Asrının en büyük âlim ve muhaddislerinden olan Hâfız İbni Hacer el-Askalânî (rh.), Sahîh-i Buhârî’nin şerhi olan Fethu’l-Bari isimli eserinde buyuruyor ki:
“Ehl-i Sünnet Allah’ın yed (el) sıfatının uzuv olmadığında ittifak etmişlerdir.
“Allahü Teâlâ zâtıyla arştadır” itikâdı yanlıştır. Arş’a istivâ, Allahü Teâlâ’nın arşa istikrar etmesi (karar kılması) mânâsında değildir.Allahü Teâlâ hareket, intikal, hülûl, mahlûkâtın içine girmek gibi şeylerden münezzehtir. Vech (yüz) sıfatından kasıt Allahü Teâlâ’nın zâtıdır, kendisidir.

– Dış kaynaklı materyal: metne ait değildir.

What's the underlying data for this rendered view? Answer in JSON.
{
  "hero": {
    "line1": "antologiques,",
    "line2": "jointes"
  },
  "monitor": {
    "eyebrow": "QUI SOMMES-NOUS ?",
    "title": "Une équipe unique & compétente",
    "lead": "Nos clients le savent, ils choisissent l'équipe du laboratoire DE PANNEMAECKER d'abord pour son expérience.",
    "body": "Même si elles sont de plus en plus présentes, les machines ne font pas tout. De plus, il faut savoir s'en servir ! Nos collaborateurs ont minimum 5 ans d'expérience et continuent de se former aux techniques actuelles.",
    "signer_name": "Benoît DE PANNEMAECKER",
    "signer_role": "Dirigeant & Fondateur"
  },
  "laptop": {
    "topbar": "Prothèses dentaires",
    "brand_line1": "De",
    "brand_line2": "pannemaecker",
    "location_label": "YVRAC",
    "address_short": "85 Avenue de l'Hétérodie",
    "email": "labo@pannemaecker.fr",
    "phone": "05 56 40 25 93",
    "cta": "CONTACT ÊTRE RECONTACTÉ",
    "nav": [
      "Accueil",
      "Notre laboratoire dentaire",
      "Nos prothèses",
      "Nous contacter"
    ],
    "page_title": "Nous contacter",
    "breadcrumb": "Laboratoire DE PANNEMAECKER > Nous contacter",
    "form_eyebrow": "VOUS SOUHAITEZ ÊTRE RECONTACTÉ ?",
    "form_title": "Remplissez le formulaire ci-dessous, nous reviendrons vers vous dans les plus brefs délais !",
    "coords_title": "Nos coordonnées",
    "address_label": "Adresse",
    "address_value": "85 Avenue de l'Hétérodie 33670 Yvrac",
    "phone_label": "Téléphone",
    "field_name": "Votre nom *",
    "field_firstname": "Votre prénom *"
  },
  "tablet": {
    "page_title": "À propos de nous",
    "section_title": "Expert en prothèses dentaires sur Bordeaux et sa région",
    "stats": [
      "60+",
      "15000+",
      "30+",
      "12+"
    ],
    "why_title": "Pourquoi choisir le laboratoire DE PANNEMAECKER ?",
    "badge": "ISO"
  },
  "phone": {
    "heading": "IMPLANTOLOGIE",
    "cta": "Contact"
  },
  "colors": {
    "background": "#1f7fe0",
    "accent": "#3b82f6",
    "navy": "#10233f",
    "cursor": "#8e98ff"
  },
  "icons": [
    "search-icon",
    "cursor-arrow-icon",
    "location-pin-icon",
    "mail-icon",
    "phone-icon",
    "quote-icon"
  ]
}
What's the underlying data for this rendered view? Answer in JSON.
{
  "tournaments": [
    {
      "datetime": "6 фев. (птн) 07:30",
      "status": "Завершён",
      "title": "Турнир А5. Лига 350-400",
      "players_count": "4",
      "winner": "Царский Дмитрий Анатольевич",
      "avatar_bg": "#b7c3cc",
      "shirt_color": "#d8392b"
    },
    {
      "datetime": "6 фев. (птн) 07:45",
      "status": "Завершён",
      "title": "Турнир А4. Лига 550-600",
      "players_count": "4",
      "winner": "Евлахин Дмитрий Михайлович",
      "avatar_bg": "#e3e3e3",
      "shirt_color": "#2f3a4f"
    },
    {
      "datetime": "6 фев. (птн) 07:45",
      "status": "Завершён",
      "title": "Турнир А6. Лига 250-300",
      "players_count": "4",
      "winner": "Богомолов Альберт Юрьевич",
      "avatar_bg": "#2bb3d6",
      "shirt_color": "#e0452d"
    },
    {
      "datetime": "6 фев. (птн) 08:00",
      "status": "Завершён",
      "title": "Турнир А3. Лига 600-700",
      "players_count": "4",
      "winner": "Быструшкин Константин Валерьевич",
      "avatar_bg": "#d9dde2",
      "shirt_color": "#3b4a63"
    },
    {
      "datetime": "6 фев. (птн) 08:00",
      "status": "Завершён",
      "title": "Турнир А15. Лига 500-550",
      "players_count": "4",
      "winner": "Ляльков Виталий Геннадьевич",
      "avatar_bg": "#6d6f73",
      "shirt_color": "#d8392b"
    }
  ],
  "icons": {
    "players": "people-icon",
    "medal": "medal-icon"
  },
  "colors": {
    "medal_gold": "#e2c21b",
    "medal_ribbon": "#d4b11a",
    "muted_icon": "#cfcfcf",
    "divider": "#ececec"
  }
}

Kulun Allahü Teâlâ’ya yakınlaşmasının mânâsı, değerinin Allahü Teâlâ katında yükselmesidir. Allahü Teâlâ’nın nüzûlü muhâl (olanaksız) dır. Hareket; yücelikten süfliyâta (fâni, dünya ile alâkalı işler) inmek mânâsına gelir. Allahü Teâlâ ise bundan münezzehtir. Nüzûlden murad olan (kastedilen) rahmet meleğinin inmesi de olabilir. Mânânın Allahü Teâlâ’nın ilmine tevil edilmesi daha uygundur.
Allahü Teâlâ’nın yakınlığı mesafe yakınlığı mânâsında değildir. Allahü Teâlâ’nın semâda oluşu sözünün zâhiri (ilk akla gelen mânâsı) murad değildir. Zira Allahü Teâlâ bir mekana girmek ve hülûl etmekten münezzeh olduğundan bu sözden zâhiri kasdedilmemiştir.
Sadakanın Allahü Teâlâ’ya yükselmesinin mânâsı; sadakanın ve salih amellerin kabul edilmesidir.”
Delâil, Sünen ve Şu’abül-îmân kitâblarının sahibi, hadîs ve Şâfi’î fıkıh âlimi olan Hâfız el-Beyhakî bir hadîsin açıklamasında, buyuruyor ki:
“Bu hadîsin son kısmında, Allahü Teâlâ’dan mekânın nefyine (Allahü Teâlâ’nın bir mekânda bulunduğunun söylenmesinin doğru olmadığına) ve kulun, nerede olursa olsun, Allahü Teâlâ’ya uzaklık-yakınlık bakımından aynı durumda olacağına işaret vardır. Buna göre O ez-Zâhir’dir, deliller vasıtasıyla idraki sahihtir; el-Bâtın’dır, herhangi bir mekânda olduğu düşünülmek suretiyle idrak edilemez.”